Pour la troisième année consécutive, Rodrigues a rouvert hier la pêche aux “ourites” après deux mois de fermeture destinés à favoriser le renouvellement des ressources. À cette occasion, une cérémonie se tient à Pointe-Monier en présence d’une centaine de pêcheurs. Cette année, l’Assemblée régionale de Rodrigues (RRA) a renforcé l’engagement des communautés pour appuyer la surveillance et l’organisation des activités alternatives, grâce au financement, entre autres, de l’Union européenne à travers le programme SmartFish de la Commission de l’océan Indien (COI).
« Ces mesures supplémentaires reflètent vraiment une approche participative de la gestion de la fermeture », a déclaré Henri Agathe, conseiller en développement économique au bureau du Chef commissaire. « Nous sommes très heureux de la responsabilisation de tous et de l’engagement de la communauté pour stopper le braconnage », a-t-il conclu. En effet, la lutte contre le braconnage a été le défi majeur des éditions précédentes, de sorte que, cette année, la RRA a décidé d’impliquer 200 pêcheurs pour rejoindre l’équipe de surveillance locale. D’autre part, 44 jeunes, issus des différents comités de village, ont été recrutés pour encadrer les 1 240 pêcheurs engagés dans des activités alternatives, afin d’obtenir de meilleurs résultats.

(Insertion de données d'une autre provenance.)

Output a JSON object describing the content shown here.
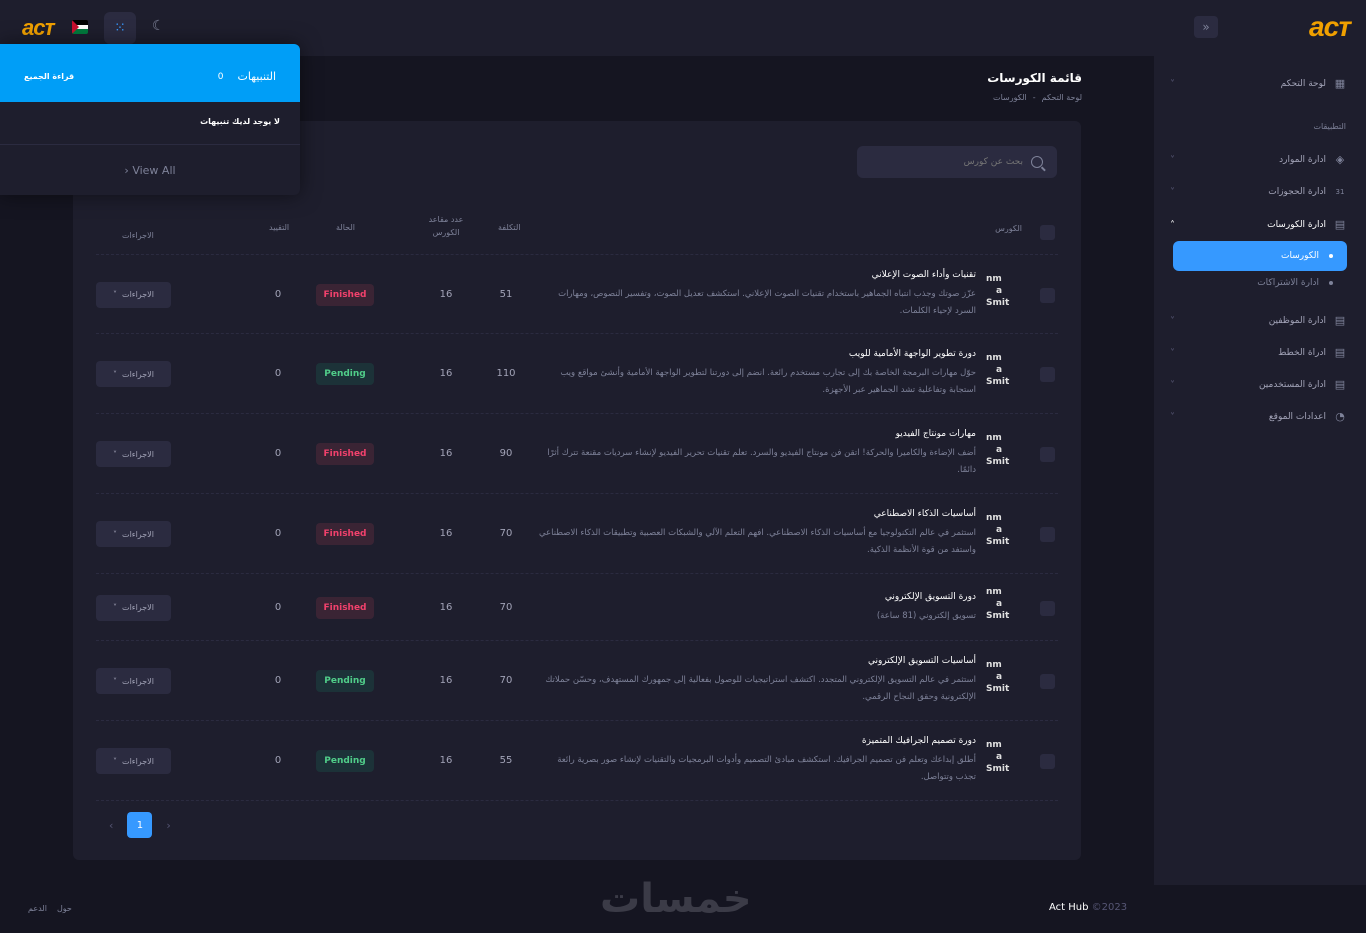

« SmartFish a soutenu l’idée innovante de la RRA d’engager les jeunes de la communauté pour superviser les activités alternatives », a rappelé Dominique Greboval, chef du programme SmartFish. « Ce partenariat entre communauté et autorités est essentiel pour assurer la durabilité de la pêcherie d’ourites. » Les 200 pêcheurs recrutés ont ainsi participé significativement à la fermeture en signalant les cas de braconnage suspectés et en faisant remonter les informations à la police de l’environnement. Les pêcheurs restants ont participé au ramassage des ordures dans la nature ainsi qu’au nettoyage des rivières, espaces côtiers, routes et réserves naturelles, mais aussi à l’embellissement des centres de santé, de jeunes et des écoles, à la préparation des terres agricoles, à l’entretien des forêts et à l’enlèvement des espèces invasives, entre autres. « L’organisation des activités alternatives est une composante essentielle de la fermeture de la pêche », a indiqué Henri Agathe, « car elles compensent le manque à gagner des pêcheurs et les occupent pour réduire l’incidence de la fraude ».
La pêche occupe plus de 10% de la population active de Rodrigues et représente un apport économique et nutritionnel majeur, avec une consommation annuelle par habitant estimée à environ 50 kg. Le secteur de la pêche à Rodrigues est actuellement dominé par l’exploitation des ressources du lagon par la pêche artisanale, en particulier le poulpe, animal emblématique de l’île. SmartFish est un programme de développement régional en appui au secteur pêche de 20 pays de la région de l’Afrique australe et orientale et de l’océan Indien. Il a apporté son soutien technique et financier à Rodrigues dès la première fermeture de la pêche aux “ourites” en 2012.